Sunday, February 6, 2011
Collegiate Words People Like To Use Only Because It Makes Them Feel Smarter
*WARNING - The following list contains terms and content that may be objectionable to some readers. The language is of an extremely audacious nature and should only be read by bearded, elbow-patches-on-my-corduroy-jacket pontificators who hold PhD's in either the Social Sciences(?) or the Liberal Arts(Huh?)...Consider yourself warned.
1) Adjunct - Attached to another but in a subordinate position. Less than. Kind of important, but not really. For example, you would be adjunct to someone who uses the word "adjunct".
2) Syllabus - An arrogant word for "outline" or "list".
3) Cum Laude - Hey, look at me...I can say something in Greek!
4) Alumni - Greek(Arrogant) for 'Graduate'.
5) Curriculum - GREEK AGAIN!!! A pretentious word for 'classes offered'. You see, it would be remiss for one deemed academically superior to simply say, "Welcome to our college. Here is a list of the classes we offer." The idea is to initially demean and belittle, instilling the desire to apply for a $50,000.00 student loan in order to become educated by the people laying down terms like "curriculum" which you will never EVER be able to repay working at Starbucks.

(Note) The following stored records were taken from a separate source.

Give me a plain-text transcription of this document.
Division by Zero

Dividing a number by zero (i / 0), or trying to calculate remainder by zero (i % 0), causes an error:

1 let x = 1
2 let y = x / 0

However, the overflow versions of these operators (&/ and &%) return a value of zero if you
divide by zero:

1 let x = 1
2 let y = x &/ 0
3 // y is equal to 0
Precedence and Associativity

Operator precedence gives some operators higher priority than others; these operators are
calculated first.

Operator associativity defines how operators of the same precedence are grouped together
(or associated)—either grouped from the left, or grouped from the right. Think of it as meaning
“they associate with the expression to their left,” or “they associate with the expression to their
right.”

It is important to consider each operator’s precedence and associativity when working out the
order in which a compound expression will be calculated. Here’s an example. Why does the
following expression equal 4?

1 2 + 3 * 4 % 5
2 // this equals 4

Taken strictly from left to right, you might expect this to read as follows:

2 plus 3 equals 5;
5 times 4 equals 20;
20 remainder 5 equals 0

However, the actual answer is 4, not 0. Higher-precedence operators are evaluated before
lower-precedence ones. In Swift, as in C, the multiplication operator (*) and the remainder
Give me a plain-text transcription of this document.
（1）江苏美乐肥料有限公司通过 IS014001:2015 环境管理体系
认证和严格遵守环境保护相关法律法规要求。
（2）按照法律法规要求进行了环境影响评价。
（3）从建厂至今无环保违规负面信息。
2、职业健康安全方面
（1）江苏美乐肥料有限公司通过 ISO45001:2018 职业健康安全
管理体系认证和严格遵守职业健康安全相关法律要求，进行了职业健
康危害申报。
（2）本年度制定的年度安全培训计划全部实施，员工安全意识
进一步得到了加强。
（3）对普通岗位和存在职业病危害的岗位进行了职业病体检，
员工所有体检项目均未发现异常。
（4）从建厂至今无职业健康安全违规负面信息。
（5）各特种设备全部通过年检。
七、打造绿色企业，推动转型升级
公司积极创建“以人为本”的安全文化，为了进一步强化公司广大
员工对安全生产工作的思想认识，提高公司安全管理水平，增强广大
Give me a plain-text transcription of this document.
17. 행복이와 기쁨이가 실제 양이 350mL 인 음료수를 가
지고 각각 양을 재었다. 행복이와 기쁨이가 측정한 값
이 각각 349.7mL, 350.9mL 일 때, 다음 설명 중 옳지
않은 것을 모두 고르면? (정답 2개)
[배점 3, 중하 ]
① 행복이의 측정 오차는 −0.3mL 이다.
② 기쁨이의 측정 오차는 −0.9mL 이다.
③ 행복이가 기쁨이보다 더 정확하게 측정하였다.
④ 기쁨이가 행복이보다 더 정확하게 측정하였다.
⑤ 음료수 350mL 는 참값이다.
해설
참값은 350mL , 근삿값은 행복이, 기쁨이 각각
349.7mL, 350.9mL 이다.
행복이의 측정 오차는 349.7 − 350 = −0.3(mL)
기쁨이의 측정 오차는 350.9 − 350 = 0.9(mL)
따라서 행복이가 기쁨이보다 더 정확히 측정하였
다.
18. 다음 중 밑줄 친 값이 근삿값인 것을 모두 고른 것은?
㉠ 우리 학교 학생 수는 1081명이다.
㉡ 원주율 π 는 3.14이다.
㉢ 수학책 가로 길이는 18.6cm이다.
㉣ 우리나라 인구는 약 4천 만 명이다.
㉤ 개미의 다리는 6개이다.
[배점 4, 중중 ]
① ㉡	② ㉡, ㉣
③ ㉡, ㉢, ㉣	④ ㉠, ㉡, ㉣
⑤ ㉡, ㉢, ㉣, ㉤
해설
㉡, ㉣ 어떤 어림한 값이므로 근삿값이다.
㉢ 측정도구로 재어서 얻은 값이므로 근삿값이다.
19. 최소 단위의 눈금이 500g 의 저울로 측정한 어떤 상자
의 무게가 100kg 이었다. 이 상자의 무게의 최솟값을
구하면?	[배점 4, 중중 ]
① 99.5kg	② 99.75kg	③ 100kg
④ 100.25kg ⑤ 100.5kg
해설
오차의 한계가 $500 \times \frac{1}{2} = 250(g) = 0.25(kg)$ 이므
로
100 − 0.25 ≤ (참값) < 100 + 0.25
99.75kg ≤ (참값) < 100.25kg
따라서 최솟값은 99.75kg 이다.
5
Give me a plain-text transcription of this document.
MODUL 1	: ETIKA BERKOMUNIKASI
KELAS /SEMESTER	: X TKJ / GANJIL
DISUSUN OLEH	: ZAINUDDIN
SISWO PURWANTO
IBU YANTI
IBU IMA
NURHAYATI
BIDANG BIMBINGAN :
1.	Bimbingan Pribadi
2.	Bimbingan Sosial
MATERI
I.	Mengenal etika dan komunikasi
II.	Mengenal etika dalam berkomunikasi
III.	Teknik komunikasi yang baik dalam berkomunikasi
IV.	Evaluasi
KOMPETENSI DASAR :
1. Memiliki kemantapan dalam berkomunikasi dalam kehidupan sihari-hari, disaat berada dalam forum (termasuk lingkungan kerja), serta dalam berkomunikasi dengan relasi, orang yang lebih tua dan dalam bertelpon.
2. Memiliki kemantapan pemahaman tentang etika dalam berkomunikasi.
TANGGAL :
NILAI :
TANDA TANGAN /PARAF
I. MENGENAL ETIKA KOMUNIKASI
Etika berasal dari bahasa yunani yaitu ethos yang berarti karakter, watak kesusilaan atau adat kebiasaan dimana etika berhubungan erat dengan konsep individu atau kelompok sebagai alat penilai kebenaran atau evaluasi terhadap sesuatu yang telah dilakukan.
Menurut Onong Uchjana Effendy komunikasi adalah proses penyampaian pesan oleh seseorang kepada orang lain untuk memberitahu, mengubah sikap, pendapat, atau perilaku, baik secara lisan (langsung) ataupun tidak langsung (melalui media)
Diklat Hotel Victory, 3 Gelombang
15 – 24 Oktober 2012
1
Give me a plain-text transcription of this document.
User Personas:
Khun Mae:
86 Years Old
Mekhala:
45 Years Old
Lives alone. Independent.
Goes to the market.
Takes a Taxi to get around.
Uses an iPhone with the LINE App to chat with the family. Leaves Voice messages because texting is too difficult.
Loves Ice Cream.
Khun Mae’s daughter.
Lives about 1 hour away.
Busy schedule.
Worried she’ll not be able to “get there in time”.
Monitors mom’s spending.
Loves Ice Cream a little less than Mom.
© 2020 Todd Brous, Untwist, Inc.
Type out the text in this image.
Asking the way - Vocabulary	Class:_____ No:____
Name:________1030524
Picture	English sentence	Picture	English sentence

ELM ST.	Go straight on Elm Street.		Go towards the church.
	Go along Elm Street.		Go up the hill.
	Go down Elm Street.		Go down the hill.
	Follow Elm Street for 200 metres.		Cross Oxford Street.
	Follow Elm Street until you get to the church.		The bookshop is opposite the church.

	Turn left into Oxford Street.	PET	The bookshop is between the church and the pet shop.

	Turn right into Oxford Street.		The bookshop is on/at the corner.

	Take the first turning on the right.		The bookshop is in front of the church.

6) Laureate - Another term for someone who is better than others. The higher education system is replete with terms which enable oneself to condescend.
7) Accolades - KoolAid for intellectuals.
8) Baccalaureate - 'Laureate' and then some!
9) Roster - Yet another pretentious word for 'List'. *see 'Syllabus'. This term is often borrowed by "lesser" educators such as, say, Jr. High School teachers (note that 'Roster' is only two syllables).
10) Prof - Abbreviation for 'Professor', which will quickly become quite beneath you when you run in higher academic circles.
11) Salutatorian - Almost the best. You're better than almost everyone else!
12) Valedictorian - A 'Salutatorian' and a bag of chips;)
Thank you for your patronage. Now, if you'll excuse me, I believe I shall retire to the study.